The Pioneer Liquor Mart case is especially instructive in a respect not hitherto mentioned. In that case the Commission had promulgated price regulations and filed a declaration to the effect that, unless it promulgated regulations for the period in question on an emergency basis, there would be no regulation in effect and the legislative intent would be frustrated. The court took judicial notice that, several months before the price period in question, it had rendered a decision, Kneeland Liquor, Inc. v. Alcoholic Beverages Control Commn., 345 Mass. 228 (1962), which had invalidated similar regulations of the commission for failure to follow the regulation-making procedures of the State Administrative Procedure Act. The Secretary was here faced with a somewhat comparable emergency: that, due to the judicial invalidation of his August 26 regulation, there would be no regulation in effect unless promulgated on an emergency basis. More important, it is now clear, as it was not prior to the hearing of this appeal, that until the regulation in question was promulgated there was no fee validly in effect; and it is equally clear that, unless the inspectors are authorized to collect a fee, the inspection program will be thrown into chaos.
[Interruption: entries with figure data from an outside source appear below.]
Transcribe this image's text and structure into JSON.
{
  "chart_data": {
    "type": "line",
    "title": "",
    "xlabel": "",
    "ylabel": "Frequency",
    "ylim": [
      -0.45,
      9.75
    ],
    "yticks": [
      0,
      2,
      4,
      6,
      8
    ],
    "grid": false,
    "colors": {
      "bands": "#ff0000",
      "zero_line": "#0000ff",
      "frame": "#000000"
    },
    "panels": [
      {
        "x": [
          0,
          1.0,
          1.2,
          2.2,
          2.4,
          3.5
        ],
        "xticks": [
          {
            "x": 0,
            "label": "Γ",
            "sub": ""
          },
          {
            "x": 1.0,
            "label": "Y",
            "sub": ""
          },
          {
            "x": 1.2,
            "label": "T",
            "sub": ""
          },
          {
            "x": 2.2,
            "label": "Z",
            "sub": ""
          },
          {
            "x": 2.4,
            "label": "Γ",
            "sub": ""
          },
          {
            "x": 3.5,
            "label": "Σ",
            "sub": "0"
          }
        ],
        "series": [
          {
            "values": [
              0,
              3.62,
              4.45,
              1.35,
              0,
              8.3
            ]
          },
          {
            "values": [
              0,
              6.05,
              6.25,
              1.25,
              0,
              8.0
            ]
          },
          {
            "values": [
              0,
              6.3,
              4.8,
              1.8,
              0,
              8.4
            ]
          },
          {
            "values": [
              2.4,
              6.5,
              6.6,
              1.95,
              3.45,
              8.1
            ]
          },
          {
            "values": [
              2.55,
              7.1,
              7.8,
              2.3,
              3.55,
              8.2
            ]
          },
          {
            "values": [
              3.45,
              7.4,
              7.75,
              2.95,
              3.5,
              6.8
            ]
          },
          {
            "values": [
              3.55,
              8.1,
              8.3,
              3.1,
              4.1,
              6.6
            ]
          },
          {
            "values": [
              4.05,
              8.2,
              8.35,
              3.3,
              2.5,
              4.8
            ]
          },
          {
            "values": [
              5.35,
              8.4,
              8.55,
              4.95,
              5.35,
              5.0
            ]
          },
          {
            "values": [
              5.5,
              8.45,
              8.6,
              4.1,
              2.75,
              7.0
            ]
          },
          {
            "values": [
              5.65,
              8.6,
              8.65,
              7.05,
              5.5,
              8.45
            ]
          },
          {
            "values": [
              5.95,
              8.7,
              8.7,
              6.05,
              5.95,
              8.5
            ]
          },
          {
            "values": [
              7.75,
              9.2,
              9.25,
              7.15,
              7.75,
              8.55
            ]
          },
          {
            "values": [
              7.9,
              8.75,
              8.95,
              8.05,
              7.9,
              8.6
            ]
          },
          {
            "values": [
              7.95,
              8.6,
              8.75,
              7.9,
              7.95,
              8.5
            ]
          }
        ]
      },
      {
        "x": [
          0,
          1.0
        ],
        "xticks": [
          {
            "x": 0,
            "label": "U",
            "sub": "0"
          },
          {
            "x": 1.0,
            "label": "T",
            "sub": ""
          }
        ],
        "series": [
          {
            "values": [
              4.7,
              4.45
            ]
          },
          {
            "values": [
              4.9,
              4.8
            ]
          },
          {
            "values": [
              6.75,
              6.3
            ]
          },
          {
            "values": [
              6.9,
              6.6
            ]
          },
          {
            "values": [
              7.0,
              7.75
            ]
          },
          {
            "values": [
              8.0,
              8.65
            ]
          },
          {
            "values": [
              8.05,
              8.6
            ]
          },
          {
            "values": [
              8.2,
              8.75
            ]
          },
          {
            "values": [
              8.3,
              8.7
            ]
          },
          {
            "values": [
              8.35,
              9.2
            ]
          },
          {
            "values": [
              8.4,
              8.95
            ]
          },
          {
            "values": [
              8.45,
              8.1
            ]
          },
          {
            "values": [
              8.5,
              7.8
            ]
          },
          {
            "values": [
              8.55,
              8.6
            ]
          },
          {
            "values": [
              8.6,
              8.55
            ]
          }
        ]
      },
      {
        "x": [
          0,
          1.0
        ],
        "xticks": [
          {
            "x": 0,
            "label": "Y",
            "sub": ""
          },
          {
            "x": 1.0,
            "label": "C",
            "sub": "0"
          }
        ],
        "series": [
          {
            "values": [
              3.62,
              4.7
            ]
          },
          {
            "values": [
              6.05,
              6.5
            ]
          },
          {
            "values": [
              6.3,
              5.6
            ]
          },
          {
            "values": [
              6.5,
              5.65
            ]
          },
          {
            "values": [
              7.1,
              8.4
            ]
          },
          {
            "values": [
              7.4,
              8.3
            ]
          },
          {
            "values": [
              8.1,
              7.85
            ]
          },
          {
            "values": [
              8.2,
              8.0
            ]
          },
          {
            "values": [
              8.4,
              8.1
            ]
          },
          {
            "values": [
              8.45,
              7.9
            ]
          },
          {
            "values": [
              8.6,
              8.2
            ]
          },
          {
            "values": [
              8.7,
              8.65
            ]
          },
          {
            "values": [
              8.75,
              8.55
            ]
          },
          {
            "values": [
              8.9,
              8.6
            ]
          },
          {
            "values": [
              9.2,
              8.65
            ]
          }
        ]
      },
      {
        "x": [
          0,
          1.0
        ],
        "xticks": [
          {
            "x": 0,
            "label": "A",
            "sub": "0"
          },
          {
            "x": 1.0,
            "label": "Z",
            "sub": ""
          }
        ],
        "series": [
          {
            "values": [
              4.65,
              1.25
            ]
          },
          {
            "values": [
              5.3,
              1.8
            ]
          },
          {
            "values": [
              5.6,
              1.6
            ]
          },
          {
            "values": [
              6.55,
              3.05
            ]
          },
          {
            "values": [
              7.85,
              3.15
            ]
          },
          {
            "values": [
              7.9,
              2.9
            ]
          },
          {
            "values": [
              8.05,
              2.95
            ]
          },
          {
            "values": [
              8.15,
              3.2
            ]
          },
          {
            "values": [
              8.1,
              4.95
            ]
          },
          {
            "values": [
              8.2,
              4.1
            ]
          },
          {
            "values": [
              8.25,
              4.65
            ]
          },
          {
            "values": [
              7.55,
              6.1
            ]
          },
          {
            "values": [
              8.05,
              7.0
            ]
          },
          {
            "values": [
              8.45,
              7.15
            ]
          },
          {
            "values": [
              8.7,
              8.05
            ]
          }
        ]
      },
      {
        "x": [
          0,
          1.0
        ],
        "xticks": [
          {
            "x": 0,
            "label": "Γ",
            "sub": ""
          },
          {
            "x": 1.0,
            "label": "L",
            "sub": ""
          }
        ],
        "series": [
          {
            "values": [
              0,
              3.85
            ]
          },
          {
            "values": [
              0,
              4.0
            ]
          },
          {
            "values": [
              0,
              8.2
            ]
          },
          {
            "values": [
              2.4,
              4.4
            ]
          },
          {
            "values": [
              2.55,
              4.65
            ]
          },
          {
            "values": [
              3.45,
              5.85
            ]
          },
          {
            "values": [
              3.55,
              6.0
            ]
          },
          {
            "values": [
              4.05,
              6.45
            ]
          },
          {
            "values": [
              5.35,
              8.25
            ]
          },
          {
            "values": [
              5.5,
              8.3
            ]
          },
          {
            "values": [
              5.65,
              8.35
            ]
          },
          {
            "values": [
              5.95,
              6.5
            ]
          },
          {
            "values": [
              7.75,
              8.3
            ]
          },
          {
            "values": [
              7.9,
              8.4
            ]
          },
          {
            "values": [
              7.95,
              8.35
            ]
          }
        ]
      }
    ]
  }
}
These are legal facts of which we can take judicial notice, and which would fully justify promulgation of a fee on an emergency basis. Compare Sears v. Secretary of the Commonwealth, 369 Mass. 392, 405 (1975). It cannot be doubted that if the injunction were allowed to stand solely by reason of an omission in the emergency statement, the Secretary would promptly refile the regulation with the omission corrected. Where the exigency is obvious, no purpose would be served by requiring a refinement in the filed declaration.
On the basis of the foregoing considerations, we find no legal basis for the issuance of the preliminary injunction. The burden of showing a likelihood of success on the merits is on the party seeking the preliminary injunction. Packaging Indus. Group, Inc. v. Cheney, 380 Mass. 609, 620 (1980). That burden has not been met.
The order for a preliminary injunction entered on September 11, 1981, is vacated. The rescript is to issue forthwith.